The agreement, which still needs approval from Congress, sets a 3% ceiling on royalties mining companies pay to provinces. A second provincial tax, capped at 1.5%, will be allocated to fund mining infrastructure.
The governments of Chubut and La Pampa provinces, which did not participate in the drafting of the agreement, as well as La Rioja representatives, did not attend the signing ceremony, local paper Página12 reports (in Spanish).
Argentina’s just changed federal structure scared mining investors away for years, as seven of the country’s 23 jurisdictions have a full ban on the use of cyanide, based on environmental concerns.
As a result, several of its provinces ranked at the bottom of the latest mining investment survey conducted by Canada’s Fraser Institute.
The new agreement, President Mauricio Macri said, will create about 125,000 new mining jobs across the country.
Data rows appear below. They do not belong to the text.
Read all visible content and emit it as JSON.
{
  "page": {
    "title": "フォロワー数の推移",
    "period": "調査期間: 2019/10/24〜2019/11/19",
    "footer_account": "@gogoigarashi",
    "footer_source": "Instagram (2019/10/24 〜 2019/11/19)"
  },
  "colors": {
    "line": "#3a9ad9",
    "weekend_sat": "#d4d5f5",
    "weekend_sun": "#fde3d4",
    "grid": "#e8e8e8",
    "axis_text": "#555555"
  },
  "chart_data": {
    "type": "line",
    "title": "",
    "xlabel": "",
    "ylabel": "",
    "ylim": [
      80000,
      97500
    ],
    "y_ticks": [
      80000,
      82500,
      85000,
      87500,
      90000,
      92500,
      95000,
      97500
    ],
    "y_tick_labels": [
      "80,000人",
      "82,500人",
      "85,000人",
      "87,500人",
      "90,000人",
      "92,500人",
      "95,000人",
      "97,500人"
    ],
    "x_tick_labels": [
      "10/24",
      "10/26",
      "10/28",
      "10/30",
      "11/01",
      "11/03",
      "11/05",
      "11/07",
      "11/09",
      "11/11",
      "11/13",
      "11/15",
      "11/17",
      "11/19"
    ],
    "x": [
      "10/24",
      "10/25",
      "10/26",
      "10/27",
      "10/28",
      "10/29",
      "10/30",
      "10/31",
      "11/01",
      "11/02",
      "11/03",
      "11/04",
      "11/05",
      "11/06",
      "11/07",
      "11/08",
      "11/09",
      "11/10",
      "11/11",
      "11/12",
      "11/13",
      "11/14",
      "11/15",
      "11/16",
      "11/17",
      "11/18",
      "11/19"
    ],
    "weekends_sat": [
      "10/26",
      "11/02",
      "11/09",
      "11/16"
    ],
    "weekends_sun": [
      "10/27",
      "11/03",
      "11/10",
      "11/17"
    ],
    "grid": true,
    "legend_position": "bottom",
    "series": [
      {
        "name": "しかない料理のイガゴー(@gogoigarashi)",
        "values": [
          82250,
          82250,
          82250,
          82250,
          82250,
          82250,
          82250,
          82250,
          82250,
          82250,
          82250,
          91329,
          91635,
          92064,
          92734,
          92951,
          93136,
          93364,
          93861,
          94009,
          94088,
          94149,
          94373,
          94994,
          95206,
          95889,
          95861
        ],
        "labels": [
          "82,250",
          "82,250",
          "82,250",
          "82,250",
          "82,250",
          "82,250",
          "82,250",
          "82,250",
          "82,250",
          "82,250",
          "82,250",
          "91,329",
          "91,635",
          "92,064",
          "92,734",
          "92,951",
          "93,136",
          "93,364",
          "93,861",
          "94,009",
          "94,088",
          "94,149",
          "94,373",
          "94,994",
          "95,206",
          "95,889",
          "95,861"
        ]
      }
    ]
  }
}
It is also expected to boost foreign investment in the sector to $25 billion by 2025, on top of the $3 billion already confirmed for the 2017-18 period.
Since taking office in late 2015, Macri has adopted measures to revive the country’s mining industry. One of the first ones was eliminating a 5% tax on mining and energy companies in February last year.
He also revoked a prohibition on foreign mining companies sending profits made in Argentina out of the country.
Experts estimates there is some $400 billion worth of untapped mineral resources underground in Argentina.